À la lecture, ce journal peut sembler parfois répétitif mais il faut comprendre les conditions dans lesquelles il a été rédigé. Fang Fang raconte comment ses billets sont fréquemment supprimés du média où elle les met en ligne. Parfois, ses amis ont le temps de les transmettre avant leur suppression, mais elle ne sait jamais vraiment quelle audience elle a touchée. C'est pour cette raison qu'elle répète souvent ses préoccupations, en particulier celle de demander des comptes aux experts qui ont fait perdre un temps précieux à la Chine et au monde entier en déclarant pendant les premières semaines de l’épidémie que le coronavirus n’était pas transmissible entre humains. Fang Fang est très véhémente sur le sujet, elle insiste sur la responsabilité des experts et des autorités qui n’ont pas pris les mesures nécessaires pour protéger les personnels médicaux.  Elle s’étonne que les experts fautifs ne s’excusent pas, que les responsables qui ont failli ne démissionnent pas. 
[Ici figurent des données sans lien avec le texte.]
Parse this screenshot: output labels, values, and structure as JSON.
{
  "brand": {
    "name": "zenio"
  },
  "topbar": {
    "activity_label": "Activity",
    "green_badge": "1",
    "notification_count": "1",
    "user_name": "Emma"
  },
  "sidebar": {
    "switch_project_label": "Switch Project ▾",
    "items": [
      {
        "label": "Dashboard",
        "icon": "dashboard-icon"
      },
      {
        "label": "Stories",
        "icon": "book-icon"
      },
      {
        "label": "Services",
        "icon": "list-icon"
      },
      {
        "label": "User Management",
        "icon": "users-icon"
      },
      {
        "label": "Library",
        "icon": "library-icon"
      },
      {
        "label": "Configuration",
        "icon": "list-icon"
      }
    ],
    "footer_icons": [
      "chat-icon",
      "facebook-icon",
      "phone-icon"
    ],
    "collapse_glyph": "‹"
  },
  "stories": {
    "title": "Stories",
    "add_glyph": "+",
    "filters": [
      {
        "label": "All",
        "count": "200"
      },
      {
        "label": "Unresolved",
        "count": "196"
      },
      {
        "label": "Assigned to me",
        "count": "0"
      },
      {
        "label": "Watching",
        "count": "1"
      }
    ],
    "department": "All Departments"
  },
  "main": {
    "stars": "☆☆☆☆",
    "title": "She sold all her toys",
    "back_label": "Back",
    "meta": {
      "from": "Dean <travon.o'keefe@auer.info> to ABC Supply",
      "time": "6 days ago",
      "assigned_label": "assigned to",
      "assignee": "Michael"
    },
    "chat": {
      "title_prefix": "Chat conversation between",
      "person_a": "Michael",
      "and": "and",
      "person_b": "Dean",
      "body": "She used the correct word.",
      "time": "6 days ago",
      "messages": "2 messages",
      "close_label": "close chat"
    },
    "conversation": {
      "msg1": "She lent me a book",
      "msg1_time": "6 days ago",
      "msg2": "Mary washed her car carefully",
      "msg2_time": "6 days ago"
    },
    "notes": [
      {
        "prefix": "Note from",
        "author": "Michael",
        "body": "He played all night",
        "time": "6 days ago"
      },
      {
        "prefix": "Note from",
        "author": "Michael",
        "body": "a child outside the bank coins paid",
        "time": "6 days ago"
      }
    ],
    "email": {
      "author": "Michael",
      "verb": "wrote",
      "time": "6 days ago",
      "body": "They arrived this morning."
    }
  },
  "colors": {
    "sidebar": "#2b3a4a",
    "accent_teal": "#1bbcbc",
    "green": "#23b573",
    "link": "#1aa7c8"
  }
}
Fang Fang est très avide d’information, elle cherche à être objective, elle réagit à des faits, à des éléments chiffrés confirmés, elle a un sens critique affirmé. Elle exprime souvent une grande confiance envers le gouvernement, ce qui peut surprendre et paraître naïf. Je me suis dit que c’était peut-être pour éviter la censure mais j’ai souvent eu l’impression qu’elle était sincère et que cette confiance était le résultat d’un mode de fonctionnement de l’état complètement différent du nôtre, un système où tout est organisé du sommet vers la base et où il y a peu de place pour l’initiative individuelle.  

Dans les dernières semaines du confinement, les billets de Fang Fang sont violemment critiqués par des contradicteurs issus de l’ultra-gauche nationaliste. Elle démonte vaillamment les attaques, ne se laisse pas intimider et continue son journal jusqu’à la fin du confinement de la ville.

Mi-janvier, sur France-Inter et sur France-Culture, plusieurs émissions ont évoqué la personne de Fang Fang et sa situation. La publication de son livre dans de nombreux pays étrangers a été très mal perçue en Chine, l'écrivaine ne peut plus s'exprimer de vive voix dans son pays ni même à l'étranger, elle n'est plus invitée dans les manifestations littéraires. Raison de plus pour s'intéresser à son travail et à son œuvre. Lorsque j'ai appris que des experts de l'OMS arrivaient à Wuhan pour enquêter sur l'origine de la pandémie, j'ai pensé à Fang Fang et à son insistance pour faire toute la lumière sur l'affaire

Un extrait de son billet du 2 février 2020 (page 58) :

Sous la pluie, les malades qui errent à la recherche d'une place en hôpital ont l'air encore plus misérable. Tout est, malgré tout, relativement ordonné, nous ne manquons pas de grand-chose. Ce n'est pas le purgatoire comme certains l'imaginent. La ville est calme, belle, et majestueuse. Mais que l'un des vôtres tombe malade, et c'est la catastrophe. C'est quand même une maladie contagieuse. Et les ressources hospitalières sont limitées. Les gens savent que même les proches du personnel médical, à moins d'être gravement atteints par le virus, ne peuvent pas être hospitalisés. Nous sommes actuellement dans ce que les experts estiment être la période de flambée épidémique. On s'attend à des informations toujours plus sombres. La vidéo la plus dure que j'ai vue aujourd'hui est celle de cette fille qui pleure à côté d'un fourgon funéraire. Sa mère est morte, le corps est emporté dans la voiture, elle ne pourra pas assister à l'enterrement. Peut-être ne saura-t-elle jamais où se trouvent ses cendres. En Chine où la tradition veut que l'on fasse peu de cas de la vie mais que l'on respecte la mort, c'est probablement la plus grande douleur.